How to build Flowiseai MCP Agent with another framework

FAQ

What are the differences in Tool Router MCP and Flowiseai MCP?

With a standalone Flowiseai MCP server, the agents and LLMs can only access a fixed set of Flowiseai tools tied to that server. However, with the Composio Tool Router, agents can dynamically load tools from Flowiseai and many other apps based on the task at hand, all through a single MCP endpoint.

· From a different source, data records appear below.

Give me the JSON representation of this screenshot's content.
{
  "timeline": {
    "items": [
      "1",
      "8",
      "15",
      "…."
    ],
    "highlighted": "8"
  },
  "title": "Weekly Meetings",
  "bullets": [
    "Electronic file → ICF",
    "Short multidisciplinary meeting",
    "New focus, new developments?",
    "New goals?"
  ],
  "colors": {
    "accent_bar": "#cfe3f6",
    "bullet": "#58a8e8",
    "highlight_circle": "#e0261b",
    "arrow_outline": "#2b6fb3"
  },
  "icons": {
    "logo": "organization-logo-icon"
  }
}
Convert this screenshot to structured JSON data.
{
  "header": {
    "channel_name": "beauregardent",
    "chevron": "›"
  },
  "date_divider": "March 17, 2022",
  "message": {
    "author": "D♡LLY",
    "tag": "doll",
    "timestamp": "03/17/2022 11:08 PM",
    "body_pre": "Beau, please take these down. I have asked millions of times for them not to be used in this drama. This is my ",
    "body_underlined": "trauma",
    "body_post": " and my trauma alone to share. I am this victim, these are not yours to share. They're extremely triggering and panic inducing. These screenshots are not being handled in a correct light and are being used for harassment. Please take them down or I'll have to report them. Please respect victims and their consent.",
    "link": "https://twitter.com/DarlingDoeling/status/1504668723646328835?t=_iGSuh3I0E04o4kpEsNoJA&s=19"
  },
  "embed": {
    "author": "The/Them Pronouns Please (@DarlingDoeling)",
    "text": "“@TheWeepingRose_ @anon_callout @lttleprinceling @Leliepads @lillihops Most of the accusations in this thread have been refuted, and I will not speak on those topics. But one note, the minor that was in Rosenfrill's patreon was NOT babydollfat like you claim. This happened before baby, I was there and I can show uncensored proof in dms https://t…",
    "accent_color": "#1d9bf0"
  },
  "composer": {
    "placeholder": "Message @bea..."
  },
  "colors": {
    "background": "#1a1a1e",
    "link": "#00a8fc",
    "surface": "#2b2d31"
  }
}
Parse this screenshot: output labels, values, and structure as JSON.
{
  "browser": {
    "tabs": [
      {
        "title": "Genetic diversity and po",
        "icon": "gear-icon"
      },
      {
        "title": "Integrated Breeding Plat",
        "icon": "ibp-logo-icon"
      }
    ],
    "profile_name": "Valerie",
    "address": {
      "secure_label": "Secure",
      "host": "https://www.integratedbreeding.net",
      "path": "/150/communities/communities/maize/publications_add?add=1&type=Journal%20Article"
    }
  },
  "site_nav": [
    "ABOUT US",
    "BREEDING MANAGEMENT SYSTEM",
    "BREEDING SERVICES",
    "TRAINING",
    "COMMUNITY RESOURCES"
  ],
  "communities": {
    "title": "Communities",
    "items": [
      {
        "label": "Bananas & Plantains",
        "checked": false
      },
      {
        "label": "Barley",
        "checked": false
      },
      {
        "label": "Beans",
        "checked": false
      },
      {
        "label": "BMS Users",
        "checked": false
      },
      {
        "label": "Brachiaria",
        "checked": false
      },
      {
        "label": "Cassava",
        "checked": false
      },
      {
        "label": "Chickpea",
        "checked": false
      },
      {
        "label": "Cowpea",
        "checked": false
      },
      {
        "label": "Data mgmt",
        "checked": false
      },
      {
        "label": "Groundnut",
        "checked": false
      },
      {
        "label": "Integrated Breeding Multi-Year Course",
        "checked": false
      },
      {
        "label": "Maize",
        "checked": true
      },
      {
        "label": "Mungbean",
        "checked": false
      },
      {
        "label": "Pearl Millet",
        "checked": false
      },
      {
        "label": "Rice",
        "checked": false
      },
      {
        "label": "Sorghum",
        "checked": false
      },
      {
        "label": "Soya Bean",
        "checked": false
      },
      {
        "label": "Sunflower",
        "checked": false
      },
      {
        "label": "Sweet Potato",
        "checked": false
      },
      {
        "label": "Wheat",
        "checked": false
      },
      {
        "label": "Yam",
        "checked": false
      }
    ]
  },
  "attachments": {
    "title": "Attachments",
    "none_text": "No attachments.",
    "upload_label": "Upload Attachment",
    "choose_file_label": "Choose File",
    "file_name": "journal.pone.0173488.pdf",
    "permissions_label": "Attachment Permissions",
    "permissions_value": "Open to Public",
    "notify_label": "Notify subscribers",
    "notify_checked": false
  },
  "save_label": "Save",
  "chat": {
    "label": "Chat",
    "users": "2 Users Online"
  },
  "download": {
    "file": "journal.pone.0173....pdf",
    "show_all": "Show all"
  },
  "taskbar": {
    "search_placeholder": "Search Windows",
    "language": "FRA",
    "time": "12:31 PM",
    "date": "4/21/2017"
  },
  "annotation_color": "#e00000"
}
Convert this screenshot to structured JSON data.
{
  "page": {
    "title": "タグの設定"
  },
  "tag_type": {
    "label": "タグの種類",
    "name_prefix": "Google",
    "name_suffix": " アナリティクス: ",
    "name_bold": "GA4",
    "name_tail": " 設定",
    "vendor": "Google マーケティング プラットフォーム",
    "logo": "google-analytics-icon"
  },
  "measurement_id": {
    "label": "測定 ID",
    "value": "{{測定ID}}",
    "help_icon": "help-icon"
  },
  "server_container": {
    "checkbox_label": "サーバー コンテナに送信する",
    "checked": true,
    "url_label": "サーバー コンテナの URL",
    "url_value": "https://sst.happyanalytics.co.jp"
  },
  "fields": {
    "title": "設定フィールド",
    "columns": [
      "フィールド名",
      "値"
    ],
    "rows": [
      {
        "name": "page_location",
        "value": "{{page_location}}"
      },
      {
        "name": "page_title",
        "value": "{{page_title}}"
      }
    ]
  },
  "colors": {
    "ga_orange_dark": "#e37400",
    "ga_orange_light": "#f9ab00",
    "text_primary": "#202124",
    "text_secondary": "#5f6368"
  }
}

Can I use Tool Router MCP with OpenAI Agents SDK?

Yes, you can. OpenAI Agents SDK fully supports MCP integration. You get structured tool calling, message history handling, and model orchestration while Tool Router takes care of discovering and serving the right Flowiseai tools.

Can I manage the permissions and scopes for Flowiseai while using Tool Router?

Yes, absolutely. You can configure which Flowiseai scopes and actions are allowed when connecting your account to Composio. You can also bring your own OAuth credentials or API configuration so you keep full control over what the agent can do.

How safe is my data with Composio Tool Router?

All sensitive data such as tokens, keys, and configuration is fully encrypted at rest and in transit. Composio is SOC 2 Type 2 compliant and follows strict security practices so your Flowiseai data and credentials are handled as safely as possible.